In autonomous driving, 3D object detection relies on high-quality, precisely annotated datasets. However, the annotation process is labor-intensive and costly. Active learning presents a promising solution by selecting a small but informative subset of unlabeled data for annotation, reducing costs while maintaining model performance. Despite this, traditional active learning methods often struggle with issues such as class imbalance, scene redundancy, and insufficient complexity in autonomous driving datasets.
Fig. 1 An illustration of our proposed TSceneJAL framework
To tackle these challenges, the research team proposed an innovative three-stage joint active learning framework called TSceneJAL, as shown in Fig.1. This framework dynamically optimizes balance, diversity, and complexity in data selection to achieve the goal of training an optimal model with minimal annotated data. 1)Class Entropy Sampling: Selects scenes with multiple object classes to mitigate class imbalance. 2)Scene Graph Similarity Measurement: Traffic scenes are modeled as directed graphs (with nodes representing object classes and edges representing spatial distances). Utilizes the MarginalizeKernel algorithm to measure graph similarity and eliminate redundant scenes. 3)Uncertainty Sampling using a Mixture Density Network: A mixture Gaussian distribution network is incorporated into the detection model to simultaneously estimate data noise uncertainty (aleatoric uncertainty) and model epistemic uncertainty, prioritizing the selection of complex scenes with high uncertainty.
Experimental results across multiple datasets demonstrate that TSceneJAL achieves state-of-the-art performance in active learning for 3D object detection, as shown in Fig.2. Compared to existing methods, the framework improves several key metrics, including 3D mean average precision (3D-mAP) by up to 11%; annotating only 32% of the KITTI dataset is sufficient to achieve 92% of the detection performance obtained with the full dataset; and detection accuracy for classes such as pedestrians and cyclists is improved by 10–15%, effectively mitigating the class imbalance issue.
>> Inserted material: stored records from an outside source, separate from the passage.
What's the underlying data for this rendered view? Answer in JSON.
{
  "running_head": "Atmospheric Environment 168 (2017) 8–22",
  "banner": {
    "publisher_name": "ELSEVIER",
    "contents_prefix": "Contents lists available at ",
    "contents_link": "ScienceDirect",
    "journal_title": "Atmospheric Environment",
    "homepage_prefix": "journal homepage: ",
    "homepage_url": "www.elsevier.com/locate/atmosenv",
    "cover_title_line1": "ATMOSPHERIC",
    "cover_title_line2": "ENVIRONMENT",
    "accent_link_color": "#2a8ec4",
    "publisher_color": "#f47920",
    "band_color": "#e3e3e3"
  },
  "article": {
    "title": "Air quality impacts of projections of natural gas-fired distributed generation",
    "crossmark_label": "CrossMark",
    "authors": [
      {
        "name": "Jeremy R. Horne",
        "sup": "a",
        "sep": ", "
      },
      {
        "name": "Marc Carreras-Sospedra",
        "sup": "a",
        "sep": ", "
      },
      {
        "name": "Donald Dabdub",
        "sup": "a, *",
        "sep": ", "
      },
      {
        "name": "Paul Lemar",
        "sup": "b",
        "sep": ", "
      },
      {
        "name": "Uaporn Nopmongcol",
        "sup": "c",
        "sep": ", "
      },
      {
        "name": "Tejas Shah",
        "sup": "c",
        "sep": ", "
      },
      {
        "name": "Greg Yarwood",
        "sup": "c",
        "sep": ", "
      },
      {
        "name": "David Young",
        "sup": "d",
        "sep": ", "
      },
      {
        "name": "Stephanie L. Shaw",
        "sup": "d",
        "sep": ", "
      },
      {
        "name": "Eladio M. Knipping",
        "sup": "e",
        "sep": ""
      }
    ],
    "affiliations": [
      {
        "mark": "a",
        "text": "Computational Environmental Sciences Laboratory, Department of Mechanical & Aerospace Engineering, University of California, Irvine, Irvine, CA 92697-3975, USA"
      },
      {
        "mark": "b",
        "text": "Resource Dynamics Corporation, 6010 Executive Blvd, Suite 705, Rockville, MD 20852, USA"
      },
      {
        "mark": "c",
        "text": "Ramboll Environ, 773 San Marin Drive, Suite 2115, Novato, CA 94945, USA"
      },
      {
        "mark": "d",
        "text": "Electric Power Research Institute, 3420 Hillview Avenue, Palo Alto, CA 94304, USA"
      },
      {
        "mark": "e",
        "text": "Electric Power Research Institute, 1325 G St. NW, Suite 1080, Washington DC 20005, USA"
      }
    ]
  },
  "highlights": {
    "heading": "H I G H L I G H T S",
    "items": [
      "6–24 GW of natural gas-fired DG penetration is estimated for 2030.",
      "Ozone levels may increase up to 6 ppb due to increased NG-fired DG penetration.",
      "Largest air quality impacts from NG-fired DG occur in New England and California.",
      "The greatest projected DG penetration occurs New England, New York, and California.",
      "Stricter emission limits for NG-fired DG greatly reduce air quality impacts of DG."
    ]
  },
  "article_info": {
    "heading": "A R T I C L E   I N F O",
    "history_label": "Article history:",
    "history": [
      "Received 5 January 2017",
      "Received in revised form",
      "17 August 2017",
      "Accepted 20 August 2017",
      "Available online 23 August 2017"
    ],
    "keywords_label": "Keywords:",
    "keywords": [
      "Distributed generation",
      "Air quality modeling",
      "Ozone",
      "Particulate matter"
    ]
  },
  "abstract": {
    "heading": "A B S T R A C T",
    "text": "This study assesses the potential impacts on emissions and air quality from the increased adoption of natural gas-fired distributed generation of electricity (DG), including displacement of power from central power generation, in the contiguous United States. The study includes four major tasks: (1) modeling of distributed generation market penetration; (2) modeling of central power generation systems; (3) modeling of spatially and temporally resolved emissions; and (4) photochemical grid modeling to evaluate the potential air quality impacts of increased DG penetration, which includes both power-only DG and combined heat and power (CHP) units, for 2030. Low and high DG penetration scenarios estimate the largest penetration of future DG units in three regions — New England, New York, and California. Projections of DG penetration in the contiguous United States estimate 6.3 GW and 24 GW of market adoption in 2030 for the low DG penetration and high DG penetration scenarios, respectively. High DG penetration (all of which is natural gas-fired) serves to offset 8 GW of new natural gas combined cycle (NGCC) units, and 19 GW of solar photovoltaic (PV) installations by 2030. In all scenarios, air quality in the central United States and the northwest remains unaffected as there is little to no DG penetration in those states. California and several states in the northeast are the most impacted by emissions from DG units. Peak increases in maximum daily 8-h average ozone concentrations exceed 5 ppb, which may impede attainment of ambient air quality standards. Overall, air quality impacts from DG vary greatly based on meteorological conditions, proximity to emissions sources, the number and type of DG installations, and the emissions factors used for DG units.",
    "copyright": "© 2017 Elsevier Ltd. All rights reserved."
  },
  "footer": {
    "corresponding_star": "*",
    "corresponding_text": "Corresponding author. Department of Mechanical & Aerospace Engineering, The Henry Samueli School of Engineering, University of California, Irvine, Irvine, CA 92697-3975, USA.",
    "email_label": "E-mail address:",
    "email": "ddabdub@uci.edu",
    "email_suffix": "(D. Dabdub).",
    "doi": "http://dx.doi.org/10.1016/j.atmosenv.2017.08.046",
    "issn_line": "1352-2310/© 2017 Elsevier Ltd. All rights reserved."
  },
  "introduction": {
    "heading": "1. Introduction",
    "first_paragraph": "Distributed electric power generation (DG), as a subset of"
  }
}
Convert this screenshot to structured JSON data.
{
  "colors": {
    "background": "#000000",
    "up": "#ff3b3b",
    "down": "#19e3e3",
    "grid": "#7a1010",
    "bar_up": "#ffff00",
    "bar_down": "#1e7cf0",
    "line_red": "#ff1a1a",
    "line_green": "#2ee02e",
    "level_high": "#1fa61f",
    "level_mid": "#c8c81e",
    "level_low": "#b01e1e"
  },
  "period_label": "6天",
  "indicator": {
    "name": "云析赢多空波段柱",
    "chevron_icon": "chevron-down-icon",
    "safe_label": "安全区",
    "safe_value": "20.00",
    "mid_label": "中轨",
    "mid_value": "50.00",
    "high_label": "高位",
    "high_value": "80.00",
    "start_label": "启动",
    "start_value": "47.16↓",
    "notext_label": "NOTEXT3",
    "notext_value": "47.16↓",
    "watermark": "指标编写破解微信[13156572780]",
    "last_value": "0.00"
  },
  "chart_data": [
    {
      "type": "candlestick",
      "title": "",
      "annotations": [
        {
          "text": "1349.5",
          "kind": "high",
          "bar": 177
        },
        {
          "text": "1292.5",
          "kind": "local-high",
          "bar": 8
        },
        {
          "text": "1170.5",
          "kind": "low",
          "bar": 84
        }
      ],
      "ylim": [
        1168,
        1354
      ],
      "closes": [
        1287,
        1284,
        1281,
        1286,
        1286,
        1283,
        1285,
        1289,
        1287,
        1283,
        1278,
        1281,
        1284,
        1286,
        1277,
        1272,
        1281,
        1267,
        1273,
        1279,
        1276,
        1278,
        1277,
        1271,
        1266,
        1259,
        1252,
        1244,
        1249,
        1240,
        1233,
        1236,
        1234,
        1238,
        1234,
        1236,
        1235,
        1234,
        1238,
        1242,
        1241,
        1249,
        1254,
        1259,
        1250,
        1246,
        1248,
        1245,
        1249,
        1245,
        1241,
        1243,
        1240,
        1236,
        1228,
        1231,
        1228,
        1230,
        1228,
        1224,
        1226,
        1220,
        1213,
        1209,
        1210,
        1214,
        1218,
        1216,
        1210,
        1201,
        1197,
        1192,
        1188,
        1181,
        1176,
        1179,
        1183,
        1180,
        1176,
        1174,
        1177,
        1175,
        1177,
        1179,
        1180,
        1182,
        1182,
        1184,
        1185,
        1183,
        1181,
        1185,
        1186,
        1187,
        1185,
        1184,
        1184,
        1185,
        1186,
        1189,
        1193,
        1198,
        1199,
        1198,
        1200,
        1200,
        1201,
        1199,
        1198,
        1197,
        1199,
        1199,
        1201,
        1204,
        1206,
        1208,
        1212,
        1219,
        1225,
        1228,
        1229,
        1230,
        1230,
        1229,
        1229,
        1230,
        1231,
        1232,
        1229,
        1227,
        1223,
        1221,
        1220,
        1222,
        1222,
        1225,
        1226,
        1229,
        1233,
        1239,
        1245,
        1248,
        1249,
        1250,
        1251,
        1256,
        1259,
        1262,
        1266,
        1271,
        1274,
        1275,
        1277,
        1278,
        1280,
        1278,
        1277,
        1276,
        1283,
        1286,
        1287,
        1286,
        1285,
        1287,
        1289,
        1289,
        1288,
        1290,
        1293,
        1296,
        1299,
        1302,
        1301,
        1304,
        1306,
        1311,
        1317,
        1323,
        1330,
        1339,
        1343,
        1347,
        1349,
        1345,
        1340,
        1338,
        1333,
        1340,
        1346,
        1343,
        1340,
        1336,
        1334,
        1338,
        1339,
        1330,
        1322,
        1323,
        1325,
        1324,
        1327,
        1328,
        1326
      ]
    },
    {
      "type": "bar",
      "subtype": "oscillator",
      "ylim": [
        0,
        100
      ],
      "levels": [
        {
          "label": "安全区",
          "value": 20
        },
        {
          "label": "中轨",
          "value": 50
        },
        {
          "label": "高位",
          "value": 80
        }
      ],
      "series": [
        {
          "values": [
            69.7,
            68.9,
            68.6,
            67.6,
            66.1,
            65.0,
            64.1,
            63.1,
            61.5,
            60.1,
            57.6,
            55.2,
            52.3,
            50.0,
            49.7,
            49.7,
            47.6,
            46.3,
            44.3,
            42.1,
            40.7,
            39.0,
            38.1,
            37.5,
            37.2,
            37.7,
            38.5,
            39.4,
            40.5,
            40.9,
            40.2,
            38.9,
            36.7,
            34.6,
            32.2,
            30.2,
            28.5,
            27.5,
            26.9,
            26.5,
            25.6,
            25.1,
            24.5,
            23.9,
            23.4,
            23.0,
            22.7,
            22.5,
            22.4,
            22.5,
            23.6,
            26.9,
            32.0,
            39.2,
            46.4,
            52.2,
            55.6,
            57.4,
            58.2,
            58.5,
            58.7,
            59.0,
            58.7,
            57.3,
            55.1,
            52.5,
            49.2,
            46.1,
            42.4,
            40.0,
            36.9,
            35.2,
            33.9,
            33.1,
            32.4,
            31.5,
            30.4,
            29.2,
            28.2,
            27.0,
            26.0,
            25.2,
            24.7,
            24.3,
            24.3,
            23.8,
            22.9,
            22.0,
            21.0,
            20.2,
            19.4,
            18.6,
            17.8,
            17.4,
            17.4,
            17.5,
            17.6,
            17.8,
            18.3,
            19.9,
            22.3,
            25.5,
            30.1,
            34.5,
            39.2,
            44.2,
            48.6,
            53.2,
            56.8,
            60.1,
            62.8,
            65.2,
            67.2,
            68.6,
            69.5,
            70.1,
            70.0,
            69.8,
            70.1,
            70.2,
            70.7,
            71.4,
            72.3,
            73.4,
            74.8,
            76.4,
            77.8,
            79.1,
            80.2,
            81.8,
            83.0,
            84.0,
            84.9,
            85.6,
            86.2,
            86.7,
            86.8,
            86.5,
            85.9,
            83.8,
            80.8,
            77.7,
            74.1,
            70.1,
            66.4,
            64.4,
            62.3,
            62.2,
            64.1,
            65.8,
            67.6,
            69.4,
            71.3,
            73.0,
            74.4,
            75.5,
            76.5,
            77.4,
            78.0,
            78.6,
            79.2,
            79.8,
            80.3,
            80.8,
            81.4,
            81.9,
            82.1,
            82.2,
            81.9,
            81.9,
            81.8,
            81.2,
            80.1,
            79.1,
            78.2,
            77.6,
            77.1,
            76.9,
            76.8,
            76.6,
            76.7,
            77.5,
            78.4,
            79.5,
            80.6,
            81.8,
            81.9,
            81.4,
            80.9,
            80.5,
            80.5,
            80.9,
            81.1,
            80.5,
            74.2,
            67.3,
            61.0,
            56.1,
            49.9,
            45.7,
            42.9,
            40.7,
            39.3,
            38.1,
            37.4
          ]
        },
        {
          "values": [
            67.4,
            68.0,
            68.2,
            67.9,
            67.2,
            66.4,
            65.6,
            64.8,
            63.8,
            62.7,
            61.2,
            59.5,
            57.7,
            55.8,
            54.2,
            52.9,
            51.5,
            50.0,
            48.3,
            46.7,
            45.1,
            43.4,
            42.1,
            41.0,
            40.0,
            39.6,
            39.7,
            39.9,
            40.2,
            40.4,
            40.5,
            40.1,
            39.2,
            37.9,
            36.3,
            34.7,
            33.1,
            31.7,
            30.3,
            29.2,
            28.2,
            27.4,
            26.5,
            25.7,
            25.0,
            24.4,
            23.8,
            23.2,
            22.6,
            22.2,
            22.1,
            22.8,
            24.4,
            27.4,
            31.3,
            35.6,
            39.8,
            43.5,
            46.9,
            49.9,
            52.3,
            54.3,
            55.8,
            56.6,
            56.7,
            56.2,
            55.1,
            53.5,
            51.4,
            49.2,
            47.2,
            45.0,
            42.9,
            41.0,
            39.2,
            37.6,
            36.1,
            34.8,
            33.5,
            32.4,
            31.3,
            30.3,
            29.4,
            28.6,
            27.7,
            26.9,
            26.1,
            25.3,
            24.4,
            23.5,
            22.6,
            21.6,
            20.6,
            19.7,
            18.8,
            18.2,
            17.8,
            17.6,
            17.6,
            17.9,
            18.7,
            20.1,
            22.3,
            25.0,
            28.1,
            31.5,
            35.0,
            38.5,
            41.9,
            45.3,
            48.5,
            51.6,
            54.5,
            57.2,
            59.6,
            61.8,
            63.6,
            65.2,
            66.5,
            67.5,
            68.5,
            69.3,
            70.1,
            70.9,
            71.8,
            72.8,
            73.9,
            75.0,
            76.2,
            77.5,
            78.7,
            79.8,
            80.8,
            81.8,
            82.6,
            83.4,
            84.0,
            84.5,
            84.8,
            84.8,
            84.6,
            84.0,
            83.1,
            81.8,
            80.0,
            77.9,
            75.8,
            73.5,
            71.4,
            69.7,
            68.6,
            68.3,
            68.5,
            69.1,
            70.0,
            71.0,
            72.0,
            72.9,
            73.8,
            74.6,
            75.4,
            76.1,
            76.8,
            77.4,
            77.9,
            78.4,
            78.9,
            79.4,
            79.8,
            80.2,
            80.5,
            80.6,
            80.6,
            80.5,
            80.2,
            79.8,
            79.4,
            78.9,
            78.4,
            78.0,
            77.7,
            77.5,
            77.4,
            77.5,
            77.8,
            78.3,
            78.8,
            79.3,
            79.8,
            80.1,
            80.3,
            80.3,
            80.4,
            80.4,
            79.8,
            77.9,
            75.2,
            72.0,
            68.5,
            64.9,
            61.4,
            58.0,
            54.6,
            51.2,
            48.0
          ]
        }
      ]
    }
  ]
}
Fig. 2 Experiment results of different AL methods with an increasing number of scenes on the KITTI
Research Assistant Professor Meiying Zhang and Professor Qi Hao are the co-corresponding authors, and Chenyang Lei, a master's student in the Department of Computer Science and Technology, SUSTech, is the first author.
T-ITS is one of the most influential international top-tier journals in the field of intelligent transportation systems, dedicated to pioneering advancements in intelligent transportation theories, technologies, and applied breakthroughs.